Noting the key role envisioned for Iraqi lieutenant-general Mohan al-Furayji in British plans for Basra, the Independent reported on 27 March: “The British were said to be ‘comfortable’ with Lt-Gen Mohan’s plans to combat the militias in Basra some time in the summer after suitable conditions had been established.”
These conditions are said to have been a build-up of resources, economic projects on the ground, a closure of the Iranian border and the offer of amnesty to the Shia fighters.
This timetable was disrupted by Iraqi prime minister Maliki’s push into Basra on 24 March, without any of the helpful conditions being established, and offering a 72-hour rather than a 42-day amnesty period.
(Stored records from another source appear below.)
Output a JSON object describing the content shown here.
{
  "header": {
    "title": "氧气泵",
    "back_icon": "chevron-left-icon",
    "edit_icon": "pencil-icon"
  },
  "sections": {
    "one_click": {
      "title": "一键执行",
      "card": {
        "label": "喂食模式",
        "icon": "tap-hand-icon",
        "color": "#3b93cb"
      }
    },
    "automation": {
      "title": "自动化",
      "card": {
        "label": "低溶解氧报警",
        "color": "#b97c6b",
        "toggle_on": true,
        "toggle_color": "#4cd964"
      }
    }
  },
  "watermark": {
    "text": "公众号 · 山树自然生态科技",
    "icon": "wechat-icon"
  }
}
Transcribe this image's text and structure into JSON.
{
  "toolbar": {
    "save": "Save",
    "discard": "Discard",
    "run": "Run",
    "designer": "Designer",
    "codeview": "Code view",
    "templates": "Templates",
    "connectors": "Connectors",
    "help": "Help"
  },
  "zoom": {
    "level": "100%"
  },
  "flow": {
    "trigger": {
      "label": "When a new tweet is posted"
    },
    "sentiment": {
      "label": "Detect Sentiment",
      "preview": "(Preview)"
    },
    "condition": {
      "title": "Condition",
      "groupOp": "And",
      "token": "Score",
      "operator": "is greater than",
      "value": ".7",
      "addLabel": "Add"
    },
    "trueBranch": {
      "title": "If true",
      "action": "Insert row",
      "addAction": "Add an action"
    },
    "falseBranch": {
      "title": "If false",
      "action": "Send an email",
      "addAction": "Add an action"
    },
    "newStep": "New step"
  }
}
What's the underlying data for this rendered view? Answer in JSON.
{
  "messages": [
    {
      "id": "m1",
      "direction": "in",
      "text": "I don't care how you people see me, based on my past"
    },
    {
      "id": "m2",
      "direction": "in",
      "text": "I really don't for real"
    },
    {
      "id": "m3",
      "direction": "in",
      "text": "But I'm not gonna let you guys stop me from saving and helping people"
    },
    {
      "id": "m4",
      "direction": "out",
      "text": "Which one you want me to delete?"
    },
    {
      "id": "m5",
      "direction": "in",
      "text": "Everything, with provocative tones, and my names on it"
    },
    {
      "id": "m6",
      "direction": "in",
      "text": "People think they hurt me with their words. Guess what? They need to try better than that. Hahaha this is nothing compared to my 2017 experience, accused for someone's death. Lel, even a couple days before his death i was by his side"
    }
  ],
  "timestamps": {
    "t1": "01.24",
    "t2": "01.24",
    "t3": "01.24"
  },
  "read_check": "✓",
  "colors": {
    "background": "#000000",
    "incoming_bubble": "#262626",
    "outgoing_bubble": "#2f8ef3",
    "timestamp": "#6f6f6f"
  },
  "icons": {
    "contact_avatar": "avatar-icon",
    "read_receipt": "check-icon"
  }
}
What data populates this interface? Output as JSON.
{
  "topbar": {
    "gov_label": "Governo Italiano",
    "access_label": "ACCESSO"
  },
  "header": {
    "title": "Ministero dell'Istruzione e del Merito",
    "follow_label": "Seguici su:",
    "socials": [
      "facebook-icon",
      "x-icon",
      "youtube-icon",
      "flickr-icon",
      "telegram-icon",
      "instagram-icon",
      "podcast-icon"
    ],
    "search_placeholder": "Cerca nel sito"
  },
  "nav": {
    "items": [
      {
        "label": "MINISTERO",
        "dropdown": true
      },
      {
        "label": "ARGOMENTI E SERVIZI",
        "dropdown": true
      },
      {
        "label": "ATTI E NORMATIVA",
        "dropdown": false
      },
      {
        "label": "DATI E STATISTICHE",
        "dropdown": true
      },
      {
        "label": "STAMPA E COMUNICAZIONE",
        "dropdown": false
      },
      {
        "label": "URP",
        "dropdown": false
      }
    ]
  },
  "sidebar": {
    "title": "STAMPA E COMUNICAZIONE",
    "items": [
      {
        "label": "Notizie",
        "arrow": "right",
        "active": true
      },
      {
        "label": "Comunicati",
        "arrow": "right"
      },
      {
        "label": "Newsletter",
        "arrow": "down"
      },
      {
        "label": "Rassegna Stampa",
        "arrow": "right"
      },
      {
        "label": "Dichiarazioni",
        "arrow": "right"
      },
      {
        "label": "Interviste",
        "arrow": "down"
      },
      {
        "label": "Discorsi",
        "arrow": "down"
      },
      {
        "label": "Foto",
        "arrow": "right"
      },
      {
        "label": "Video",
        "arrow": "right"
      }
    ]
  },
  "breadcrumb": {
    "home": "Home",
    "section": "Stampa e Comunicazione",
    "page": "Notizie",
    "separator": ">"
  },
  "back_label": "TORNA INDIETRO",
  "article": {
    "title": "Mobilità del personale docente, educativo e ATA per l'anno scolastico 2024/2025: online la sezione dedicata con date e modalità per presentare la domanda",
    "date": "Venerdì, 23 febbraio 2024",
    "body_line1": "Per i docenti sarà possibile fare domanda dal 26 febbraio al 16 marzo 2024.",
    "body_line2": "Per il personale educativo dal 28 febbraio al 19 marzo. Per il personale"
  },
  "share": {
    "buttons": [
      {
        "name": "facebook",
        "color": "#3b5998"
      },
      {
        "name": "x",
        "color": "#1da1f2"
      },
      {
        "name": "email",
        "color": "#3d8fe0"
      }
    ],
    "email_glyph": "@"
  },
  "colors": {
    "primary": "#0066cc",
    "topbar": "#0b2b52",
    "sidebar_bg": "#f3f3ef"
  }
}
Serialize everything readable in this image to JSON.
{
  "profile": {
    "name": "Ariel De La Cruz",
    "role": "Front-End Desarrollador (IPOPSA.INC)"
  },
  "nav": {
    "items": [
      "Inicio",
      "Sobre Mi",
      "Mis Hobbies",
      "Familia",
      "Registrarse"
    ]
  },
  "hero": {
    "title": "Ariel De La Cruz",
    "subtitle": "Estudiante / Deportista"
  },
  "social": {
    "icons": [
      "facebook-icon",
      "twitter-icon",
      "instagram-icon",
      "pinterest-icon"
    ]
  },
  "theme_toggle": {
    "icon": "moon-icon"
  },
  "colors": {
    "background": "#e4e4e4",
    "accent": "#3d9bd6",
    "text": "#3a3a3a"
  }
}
Another key difference is that Mohan was apparently intending to move against all militias, whereas the prime minister took on only Sadr’s Mehdi Army, leaving in peace the Badr Brigade (the armed wing of the Islamic Supreme Council of Iraq, part of Maliki’s governing coalition).
Against Mohan & Moqtada
Perhaps because of this intention to tackle all militias, or for other reasons that are yet to emerge, Maliki seems to have felt threatened by British plans in Basra, and so, as the Telegraph’s Con Coughlin reported, “Mr al-Maliki’s offensive was aimed as much at removing General Mohan as dealing with the militias”, using tactics “deliberately designed to undermine everything the British have tried to achieve”.
Coughlin notes that Maliki also “sought to remove the British-appointed police chief Jalil Khalaf, who has also played a central part in British plans to disarm the militias”. Both men were sacked (“promoted to Baghdad”) on 16 April.
Such was Maliki’s suspicion of the British that he did not inform them of the impending assault, briefing US officials on 22 March, but excluding the local British commander from the planning, according to the New York Times.
This left major-general Barney White-Spunner, British commander in Basra, in blissful ignorance on 20 March: “I don’t want to pretend the place is perfect – it’s not. But it is improving and, given where it was, it’s getting better all the time.”
Despite being locked out of the planning or command of the attack (according to The Times, Maliki refused to see Britain’s most senior officer in Basra, brigadier Julian Free, during the operation), British forces were sucked into the fighting, with RAF planes firing “warning shots” – later killing six with an airstrike on north Basra, according to the British military itself.
Sadrists, who point out that the movement had been observing a ceasefire for over six months at the time of the assault, believe Maliki’s coalition is attempting to weaken the movement before local elections in October.
A US intelligence officer in Washington concurs, interpreting the assault as an attempt “to weaken the Mahdi Army and the affiliated political party of the renegade cleric Moktada al-Sadr before provincial elections in the south”.
At stake is control of Iraq’s only port city and the region’s oil fields.
Patrick Cockburn writes in CounterPunch: “the most important battles likely to be waged in Iraq this year will be within the Shia community.”
Disgust with the Iraqi government led Con Coughlin, a long-time advocate of the British presence, to conclude: “When the Iraqi government declares war on the British Army, the time has come to pack up and go home… that moment has arrived.”